My relationship with my mother is also vastly improved. Because now I no longer feel the need to snap people’s heads off I do not bite hers. I am more patient with her and try to answer her questions to the best of my ability. And because I have a lot more energy, I am spending less time at home and consequently have less time to lose my temper at her. I am trying to do my part to be a better daughter by her. I think it has helped a lot that my father is out of the country. I feel that he stifles the both of us with his over critical observations and his controlling ways. My mother does not feel like she has to put on a show of ‘mothering’ us and I feel more able to express myself without being shot down. I love my father, but I have no respect for him as a person.

And the biggest change now? I am more receptive and open to new experiences. I realised recently that I have not had a real ‘date’ in 3 years. So I want to spend some time dating. I do not necessarily want to be in a relationship, I just want to discover who I am now and the types of people that will go along with it. I even got a guys number! (Shamed he turned out to be a total waste of time).  To complement this, I discovered that I no longer feel ‘lonely’. None of the deep twinges I used to get that made me long for someone in my life.

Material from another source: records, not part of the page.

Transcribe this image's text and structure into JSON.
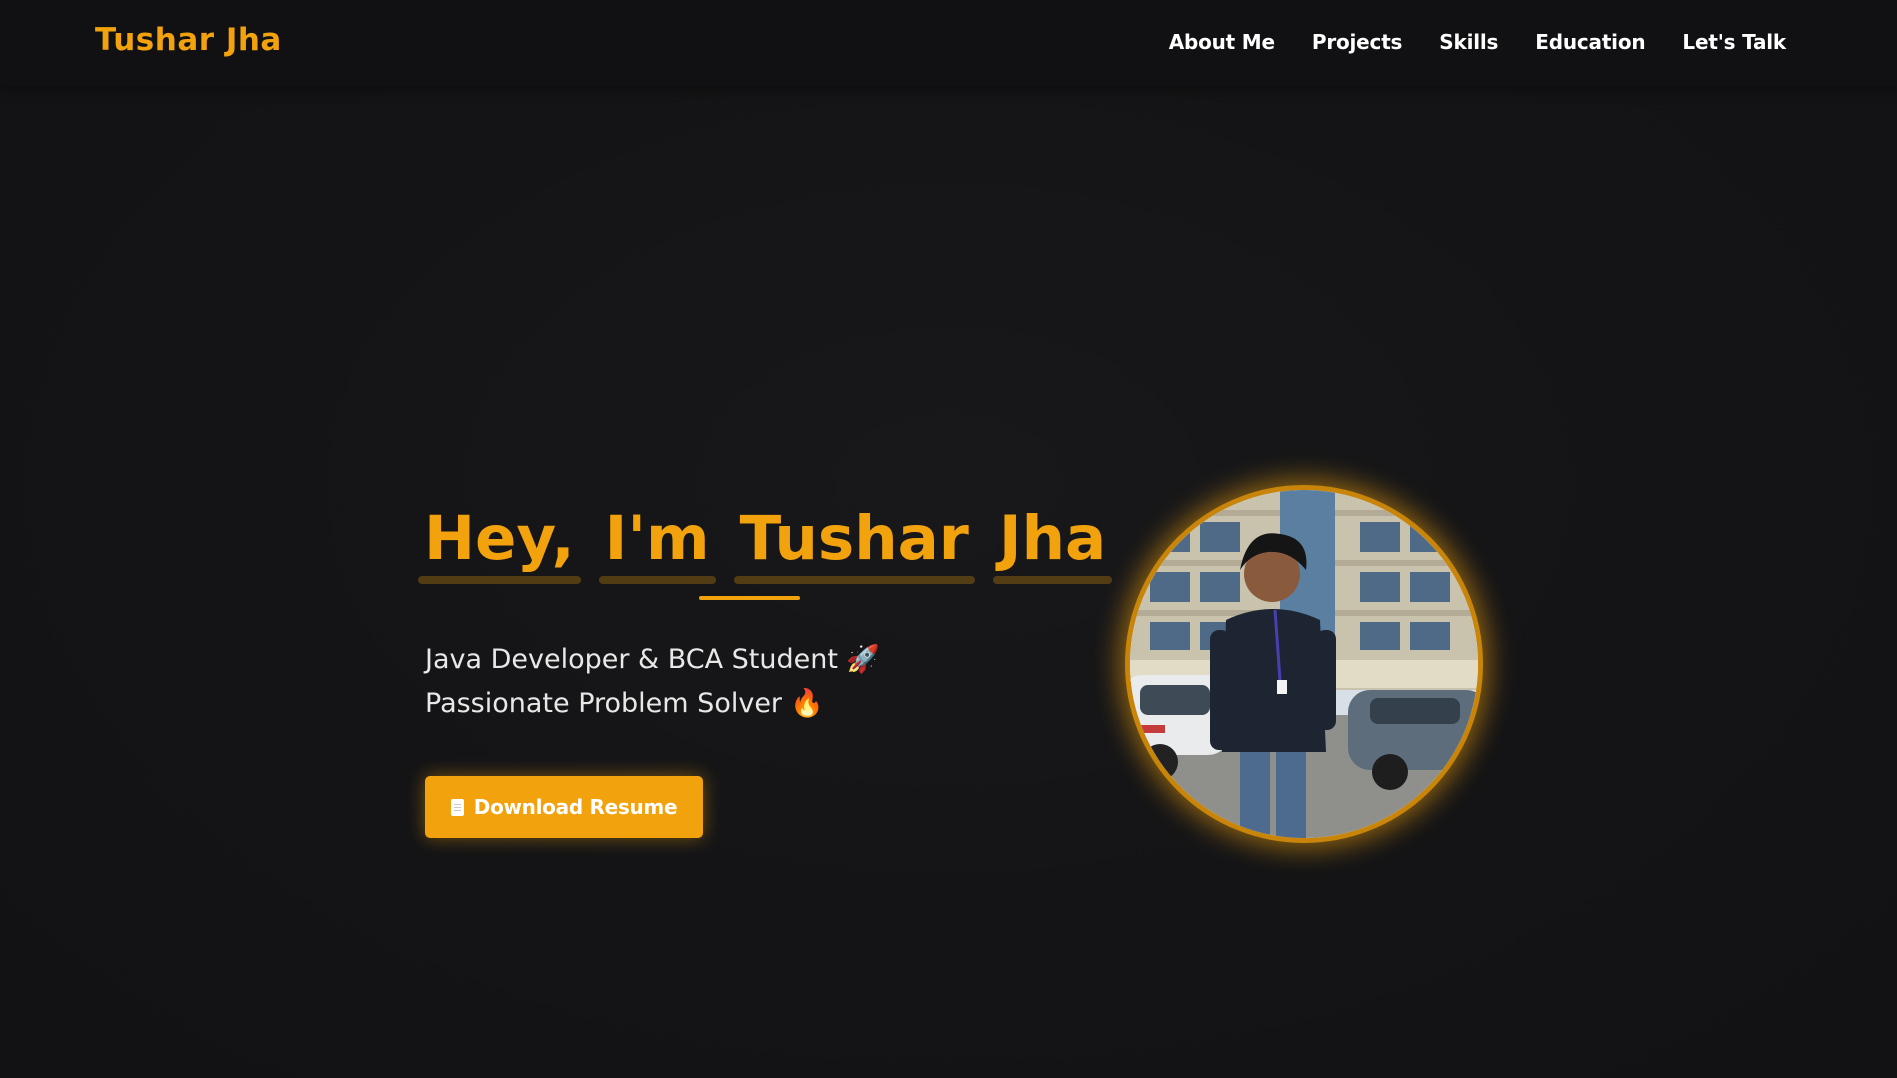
{
  "brand": "Tushar Jha",
  "nav": {
    "items": [
      {
        "label": "About Me"
      },
      {
        "label": "Projects"
      },
      {
        "label": "Skills"
      },
      {
        "label": "Education"
      },
      {
        "label": "Let's Talk"
      }
    ]
  },
  "hero": {
    "title_words": [
      "Hey,",
      "I'm",
      "Tushar",
      "Jha"
    ],
    "subtitle_line1": "Java Developer & BCA Student",
    "subtitle_line1_emoji": "🚀",
    "subtitle_line2": "Passionate Problem Solver",
    "subtitle_line2_emoji": "🔥",
    "download_label": "Download Resume",
    "download_icon": "document-icon"
  },
  "colors": {
    "accent": "#f2a20c",
    "background": "#141416",
    "navbar": "#111113",
    "text": "#ffffff"
  },
  "avatar": {
    "icon": "profile-photo"
  }
}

My life is full of people and they are now all the more valuable as they have stuck by me through my time of need even when I was not a pleasant person.

Talking to my psychiatrist a couple of months ago I listed a few things that I wanted to do before I was 30. So here goes:

  • Live in Canada
  • Learn every type of ice skating jump (only singles, I am not deluding myself into thinking I am any sort of athlete)
  • Get the first level of Actuarial exams done

I have thought about those things ever since I was a kid and they have stuck in the back of my mind for a long time. He liked my list because though I do have a time limit set for myself, it was flexible to move around if something else comes my way. They are independent of each other so that if I fail one, I will not have failed them all. And most of all, that they are all feasibly achievable.

I have always felt pressured to have a ‘career’ even though my instinct was to rebel. But its okay that I never achieved the heights of a career – I never wanted one. My dearest dream is to have a family and be a soccer mum chasing after my kids. I have still worked a lot and performed admirably and picked up a great many skills, so I have nothing to be ashamed of even if I did not become a doctor, qualify as a full actuary or work for Google.

In conclusion, I am a lot more philosophical about life and enjoying the moment I live in. Even that in itself is a novel experience as I have not felt it for quite some time. However I wanted to share all this with you, my reader, whoever you may be. Today is not only Canada Day, but the mark of a new chapter of my life. I am not going to hide behind any other names but stand proud of my own.

My name is Cecile and thank you for being part of my life.